Po 24 latach do Górnika Zabrze wraca Robert Warzycha. Świetny przed laty zawodnik drużyny z Roosevelta, z którą sięgnął po mistrzostwo Polski oraz Superpuchar kraju wraca nie tylko do Polski, ale do Europy. Od 1996 roku stacjonował on bowiem w Columbus Crew, klubie amerykańskiej MLS.
W Stanach Zjednoczonych Warzycha wyrobił sobie bardzo dobrą renomę. Przekonuje o tym Tomasz Zahorski, napastnik klubu tamtejszej NASL, San Antonio Scorpions. - Wiem, że trener Warzycha spędził w Columbus Crew prawie 20 lat jako grający asystent i trener. Cieszy się bardzo dużym szacunkiem w tym klubie. Musiał to osiągnąć swoją pracą - mówi w rozmowie z portalem SportoweFakty.pl "Zahor".

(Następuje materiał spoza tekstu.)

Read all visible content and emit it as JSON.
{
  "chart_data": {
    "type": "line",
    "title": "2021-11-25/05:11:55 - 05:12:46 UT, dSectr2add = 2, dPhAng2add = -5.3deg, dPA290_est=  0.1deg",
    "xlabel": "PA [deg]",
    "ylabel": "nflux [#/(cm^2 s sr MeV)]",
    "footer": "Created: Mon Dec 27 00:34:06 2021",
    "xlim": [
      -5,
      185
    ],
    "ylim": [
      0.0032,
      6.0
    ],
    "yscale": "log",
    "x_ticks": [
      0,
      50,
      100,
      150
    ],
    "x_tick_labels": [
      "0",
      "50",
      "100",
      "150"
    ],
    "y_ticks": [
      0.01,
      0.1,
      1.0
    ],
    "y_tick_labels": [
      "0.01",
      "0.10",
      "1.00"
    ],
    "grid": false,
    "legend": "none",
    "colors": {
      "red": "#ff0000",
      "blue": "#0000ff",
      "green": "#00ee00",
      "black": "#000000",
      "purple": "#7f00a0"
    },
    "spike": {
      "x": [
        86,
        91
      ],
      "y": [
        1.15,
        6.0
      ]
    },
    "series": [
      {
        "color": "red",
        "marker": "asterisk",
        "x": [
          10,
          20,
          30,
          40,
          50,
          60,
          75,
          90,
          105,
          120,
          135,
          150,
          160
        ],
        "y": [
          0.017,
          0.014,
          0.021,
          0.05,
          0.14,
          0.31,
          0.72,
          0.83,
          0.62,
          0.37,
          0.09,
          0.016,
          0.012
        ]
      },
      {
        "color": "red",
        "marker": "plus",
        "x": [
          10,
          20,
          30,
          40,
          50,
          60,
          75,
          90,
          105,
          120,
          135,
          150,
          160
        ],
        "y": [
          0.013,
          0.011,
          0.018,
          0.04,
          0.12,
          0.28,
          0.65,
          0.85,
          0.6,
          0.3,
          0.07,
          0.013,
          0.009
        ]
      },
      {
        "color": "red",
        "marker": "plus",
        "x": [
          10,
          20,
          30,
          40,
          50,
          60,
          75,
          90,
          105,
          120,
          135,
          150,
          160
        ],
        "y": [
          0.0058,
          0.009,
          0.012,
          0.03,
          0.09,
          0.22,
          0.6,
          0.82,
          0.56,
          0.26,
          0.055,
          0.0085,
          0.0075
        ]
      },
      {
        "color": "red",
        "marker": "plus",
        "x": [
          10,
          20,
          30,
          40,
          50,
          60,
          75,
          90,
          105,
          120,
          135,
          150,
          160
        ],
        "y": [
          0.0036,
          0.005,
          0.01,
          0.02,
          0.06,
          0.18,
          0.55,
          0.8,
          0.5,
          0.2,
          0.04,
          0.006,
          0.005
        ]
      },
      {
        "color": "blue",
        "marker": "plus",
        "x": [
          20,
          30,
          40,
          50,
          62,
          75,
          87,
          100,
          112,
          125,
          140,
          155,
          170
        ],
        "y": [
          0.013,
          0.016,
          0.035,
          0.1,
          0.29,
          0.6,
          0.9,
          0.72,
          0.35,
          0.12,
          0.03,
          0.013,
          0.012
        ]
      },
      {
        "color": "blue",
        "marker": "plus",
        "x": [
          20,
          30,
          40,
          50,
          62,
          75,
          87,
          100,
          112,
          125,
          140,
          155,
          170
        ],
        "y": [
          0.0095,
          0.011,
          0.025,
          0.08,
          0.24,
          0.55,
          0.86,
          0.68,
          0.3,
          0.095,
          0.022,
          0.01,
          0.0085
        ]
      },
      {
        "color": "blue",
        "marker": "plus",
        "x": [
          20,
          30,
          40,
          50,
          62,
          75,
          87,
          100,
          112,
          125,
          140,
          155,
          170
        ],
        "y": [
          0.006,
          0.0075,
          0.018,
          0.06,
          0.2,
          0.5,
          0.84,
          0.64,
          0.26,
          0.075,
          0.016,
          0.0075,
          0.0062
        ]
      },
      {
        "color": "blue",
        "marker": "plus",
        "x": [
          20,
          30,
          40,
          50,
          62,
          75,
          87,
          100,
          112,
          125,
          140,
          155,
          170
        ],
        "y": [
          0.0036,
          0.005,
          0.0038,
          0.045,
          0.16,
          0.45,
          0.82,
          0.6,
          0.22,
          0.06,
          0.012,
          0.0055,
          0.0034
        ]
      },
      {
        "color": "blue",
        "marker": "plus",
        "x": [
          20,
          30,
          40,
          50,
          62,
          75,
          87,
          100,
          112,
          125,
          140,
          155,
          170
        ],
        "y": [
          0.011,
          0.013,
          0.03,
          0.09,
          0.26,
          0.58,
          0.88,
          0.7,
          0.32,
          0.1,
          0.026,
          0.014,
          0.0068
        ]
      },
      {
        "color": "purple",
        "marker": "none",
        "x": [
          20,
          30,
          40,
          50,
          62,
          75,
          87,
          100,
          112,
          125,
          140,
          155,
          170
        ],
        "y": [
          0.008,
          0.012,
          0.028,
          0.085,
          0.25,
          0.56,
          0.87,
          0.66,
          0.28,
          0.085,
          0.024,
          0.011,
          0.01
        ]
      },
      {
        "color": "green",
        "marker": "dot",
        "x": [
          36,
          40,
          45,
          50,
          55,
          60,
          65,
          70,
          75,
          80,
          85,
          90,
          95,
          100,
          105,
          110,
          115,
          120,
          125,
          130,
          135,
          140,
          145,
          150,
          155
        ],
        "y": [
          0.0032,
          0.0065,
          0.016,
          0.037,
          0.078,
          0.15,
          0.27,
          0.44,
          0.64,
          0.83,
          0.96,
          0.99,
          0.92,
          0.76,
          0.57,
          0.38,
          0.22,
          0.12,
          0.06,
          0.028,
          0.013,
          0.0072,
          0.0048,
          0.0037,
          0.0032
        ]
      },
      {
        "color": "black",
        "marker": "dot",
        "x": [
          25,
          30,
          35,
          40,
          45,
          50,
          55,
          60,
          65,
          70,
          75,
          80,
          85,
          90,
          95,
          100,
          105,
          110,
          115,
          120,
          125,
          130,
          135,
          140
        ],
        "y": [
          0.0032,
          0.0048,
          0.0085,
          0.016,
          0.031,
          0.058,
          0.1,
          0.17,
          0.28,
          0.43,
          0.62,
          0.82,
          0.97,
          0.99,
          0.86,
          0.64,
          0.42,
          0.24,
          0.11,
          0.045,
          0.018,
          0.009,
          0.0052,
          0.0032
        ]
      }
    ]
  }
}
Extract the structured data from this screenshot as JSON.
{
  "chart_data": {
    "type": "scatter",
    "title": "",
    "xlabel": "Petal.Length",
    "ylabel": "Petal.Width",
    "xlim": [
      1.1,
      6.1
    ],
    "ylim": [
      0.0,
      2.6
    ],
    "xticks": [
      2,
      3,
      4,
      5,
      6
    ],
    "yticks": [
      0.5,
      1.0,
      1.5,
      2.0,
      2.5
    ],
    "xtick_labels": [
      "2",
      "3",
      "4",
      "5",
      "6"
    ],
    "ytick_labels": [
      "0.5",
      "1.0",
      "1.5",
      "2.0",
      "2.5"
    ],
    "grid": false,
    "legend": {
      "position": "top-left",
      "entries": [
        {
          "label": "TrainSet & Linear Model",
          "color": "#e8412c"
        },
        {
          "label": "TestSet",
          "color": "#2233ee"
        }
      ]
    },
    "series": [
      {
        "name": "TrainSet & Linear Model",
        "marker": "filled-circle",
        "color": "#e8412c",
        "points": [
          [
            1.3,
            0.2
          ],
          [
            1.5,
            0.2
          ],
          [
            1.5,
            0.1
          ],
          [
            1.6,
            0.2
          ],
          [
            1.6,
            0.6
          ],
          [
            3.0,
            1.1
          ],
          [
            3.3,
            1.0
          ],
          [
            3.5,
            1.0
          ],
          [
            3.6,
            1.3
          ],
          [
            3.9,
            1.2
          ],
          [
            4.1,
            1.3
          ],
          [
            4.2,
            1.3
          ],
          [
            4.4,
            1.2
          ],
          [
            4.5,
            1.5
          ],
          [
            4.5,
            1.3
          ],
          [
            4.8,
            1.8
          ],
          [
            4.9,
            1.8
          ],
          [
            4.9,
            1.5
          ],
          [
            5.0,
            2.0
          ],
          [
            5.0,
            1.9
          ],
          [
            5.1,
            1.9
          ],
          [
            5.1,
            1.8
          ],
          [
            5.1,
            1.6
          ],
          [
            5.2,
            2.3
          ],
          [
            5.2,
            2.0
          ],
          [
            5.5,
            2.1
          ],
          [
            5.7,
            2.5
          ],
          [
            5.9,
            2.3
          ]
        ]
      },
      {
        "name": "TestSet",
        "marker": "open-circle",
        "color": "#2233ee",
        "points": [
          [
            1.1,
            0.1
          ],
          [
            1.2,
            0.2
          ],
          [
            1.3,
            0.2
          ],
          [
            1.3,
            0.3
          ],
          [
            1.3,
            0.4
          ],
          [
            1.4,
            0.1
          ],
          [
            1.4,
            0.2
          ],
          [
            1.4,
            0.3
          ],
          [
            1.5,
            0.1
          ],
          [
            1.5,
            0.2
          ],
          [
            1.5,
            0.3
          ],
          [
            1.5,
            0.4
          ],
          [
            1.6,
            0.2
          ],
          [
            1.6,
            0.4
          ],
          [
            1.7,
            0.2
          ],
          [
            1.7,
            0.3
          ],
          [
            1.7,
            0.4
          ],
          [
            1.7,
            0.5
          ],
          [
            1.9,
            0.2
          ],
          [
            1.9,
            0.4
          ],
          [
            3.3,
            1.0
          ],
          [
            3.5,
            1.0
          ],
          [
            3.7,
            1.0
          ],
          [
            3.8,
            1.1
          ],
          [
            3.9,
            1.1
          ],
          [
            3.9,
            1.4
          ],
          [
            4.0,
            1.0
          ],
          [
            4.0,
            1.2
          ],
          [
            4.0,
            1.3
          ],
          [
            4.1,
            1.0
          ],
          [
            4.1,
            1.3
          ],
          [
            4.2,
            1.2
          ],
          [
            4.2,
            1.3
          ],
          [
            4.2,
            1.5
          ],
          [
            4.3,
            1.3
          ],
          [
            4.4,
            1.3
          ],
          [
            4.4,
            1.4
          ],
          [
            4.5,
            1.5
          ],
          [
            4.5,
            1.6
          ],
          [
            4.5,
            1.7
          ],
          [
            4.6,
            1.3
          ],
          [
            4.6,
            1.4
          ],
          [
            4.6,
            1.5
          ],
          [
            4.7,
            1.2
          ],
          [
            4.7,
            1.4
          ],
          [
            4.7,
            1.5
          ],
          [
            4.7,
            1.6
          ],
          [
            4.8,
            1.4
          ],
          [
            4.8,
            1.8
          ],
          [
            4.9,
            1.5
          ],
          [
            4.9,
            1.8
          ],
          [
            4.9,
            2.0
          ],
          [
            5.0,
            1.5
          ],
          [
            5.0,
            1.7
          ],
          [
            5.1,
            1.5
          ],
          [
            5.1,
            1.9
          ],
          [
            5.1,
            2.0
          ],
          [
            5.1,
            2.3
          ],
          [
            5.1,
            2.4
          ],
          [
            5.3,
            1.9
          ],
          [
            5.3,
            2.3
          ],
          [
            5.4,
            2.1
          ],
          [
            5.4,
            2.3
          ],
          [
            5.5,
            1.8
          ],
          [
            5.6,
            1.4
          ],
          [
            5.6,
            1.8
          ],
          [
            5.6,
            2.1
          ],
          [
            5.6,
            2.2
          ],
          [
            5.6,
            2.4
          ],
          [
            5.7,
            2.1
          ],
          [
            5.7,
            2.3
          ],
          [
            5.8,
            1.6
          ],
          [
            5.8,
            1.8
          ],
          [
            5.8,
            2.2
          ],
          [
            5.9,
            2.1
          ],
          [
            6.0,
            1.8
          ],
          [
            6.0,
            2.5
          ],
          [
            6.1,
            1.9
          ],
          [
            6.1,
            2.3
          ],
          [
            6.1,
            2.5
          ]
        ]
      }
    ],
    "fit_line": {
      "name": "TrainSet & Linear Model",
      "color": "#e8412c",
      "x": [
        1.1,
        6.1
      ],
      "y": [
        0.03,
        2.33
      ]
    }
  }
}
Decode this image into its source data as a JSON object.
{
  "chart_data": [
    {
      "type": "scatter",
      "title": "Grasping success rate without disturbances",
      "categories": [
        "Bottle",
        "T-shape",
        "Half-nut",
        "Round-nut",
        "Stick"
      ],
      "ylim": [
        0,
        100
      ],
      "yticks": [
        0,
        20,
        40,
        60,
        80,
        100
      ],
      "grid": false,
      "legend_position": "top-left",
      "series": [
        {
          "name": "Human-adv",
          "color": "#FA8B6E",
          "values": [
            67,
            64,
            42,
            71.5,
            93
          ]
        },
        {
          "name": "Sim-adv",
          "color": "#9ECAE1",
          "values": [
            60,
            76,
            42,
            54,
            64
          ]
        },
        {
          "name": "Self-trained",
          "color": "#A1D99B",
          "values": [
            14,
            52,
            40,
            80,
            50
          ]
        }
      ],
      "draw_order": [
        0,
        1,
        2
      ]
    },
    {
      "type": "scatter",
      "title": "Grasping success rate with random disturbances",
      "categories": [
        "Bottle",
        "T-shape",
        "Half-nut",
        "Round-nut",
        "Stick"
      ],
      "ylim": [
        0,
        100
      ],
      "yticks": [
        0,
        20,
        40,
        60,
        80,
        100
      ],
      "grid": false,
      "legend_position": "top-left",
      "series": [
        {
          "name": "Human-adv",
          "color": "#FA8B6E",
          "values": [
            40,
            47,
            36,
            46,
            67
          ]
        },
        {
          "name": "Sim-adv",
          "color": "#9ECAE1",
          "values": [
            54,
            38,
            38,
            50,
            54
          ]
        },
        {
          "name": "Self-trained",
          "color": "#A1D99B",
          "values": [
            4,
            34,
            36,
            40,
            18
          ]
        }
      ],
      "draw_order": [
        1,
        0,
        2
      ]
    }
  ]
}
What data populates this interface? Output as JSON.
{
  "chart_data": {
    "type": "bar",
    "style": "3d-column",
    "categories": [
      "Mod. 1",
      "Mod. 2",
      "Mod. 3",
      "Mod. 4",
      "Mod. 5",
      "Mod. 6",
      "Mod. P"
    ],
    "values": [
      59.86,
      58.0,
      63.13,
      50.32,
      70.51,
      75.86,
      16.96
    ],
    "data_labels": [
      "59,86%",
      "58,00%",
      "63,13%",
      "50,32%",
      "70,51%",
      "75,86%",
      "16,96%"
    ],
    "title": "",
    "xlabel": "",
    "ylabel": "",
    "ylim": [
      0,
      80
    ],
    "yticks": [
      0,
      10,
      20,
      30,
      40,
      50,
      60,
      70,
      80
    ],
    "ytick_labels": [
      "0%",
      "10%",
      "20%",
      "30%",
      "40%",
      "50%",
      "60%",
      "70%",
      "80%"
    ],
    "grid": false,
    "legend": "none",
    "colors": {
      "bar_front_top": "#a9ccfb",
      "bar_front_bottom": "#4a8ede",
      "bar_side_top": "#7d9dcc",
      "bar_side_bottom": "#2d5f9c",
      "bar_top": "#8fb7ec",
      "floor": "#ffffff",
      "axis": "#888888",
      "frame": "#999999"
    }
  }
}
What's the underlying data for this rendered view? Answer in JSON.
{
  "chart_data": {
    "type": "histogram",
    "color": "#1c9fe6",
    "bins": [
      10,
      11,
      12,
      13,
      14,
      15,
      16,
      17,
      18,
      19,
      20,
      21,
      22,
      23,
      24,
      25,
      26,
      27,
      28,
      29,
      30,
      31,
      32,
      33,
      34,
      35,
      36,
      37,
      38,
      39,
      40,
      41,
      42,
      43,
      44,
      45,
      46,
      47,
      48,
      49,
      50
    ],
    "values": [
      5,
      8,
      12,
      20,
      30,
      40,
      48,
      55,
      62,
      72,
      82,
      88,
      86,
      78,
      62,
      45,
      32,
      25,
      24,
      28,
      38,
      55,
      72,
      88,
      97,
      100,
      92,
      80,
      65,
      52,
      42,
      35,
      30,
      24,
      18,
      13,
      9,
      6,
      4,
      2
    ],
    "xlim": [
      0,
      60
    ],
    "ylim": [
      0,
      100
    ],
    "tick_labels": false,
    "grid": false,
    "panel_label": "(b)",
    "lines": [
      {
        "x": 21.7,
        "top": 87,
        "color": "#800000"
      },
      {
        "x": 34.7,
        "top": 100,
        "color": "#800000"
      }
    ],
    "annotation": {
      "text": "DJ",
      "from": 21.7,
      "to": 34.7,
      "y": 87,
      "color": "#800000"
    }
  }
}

O tym, że Amerykanom wbrew pozorom trudno zaimponować na własnej skórze przekonał się sam Zahorski. W swojej debiutanckiej rundzie za Oceanem Atlantyckim w trzynastu występach strzelił dziewięć bramek. - Mimo to nie noszono mnie na rękach. Warzycha za to w Columbus był kimś. Musiał sobie na to zasłużyć. Trzeba przyznać, że to ciekawa i trochę nieoczekiwana alternatywa. Tym bardziej, że to były "żabol" - zauważa 30-latek.
Warzycha na ławce trenerskiej Górnika zastąpi Ryszarda Wieczorka, z którym przy Roosevelta pracował Zahorski. - Byłem trochę zaskoczony, że trenerowi Wieczorkowi nie udało się podtrzymać dobrej passy zapoczątkowanej przez Adama Nawałkę. Obaj ci trenerzy są profesjonalistami i w swoim fachu są szalenie ambitni. Czasami jednak tak jest, że jak się bardzo chce, to nie wychodzi - argumentuje były reprezentant Polski.
Jesteśmy na Facebooku. Dołącz do nas!
- Prasa już trochę przygotowała scenariusz, że trener Wieczorek z Górnika odejdzie. W takich momentach często dochodzi do zmian. Trzeba przyznać że Wieczorek miał też pecha, bo wyleciało mu aż tylu zawodników. Ostatnio coś Górnikowi nie wychodzą rundy rewanżowe. To pokazuje, że w poprzednim sezonie niczego nie odpuszczaliśmy, tylko to jest głębszy problem - puentuje były gracz 14-krotnego mistrza Polski.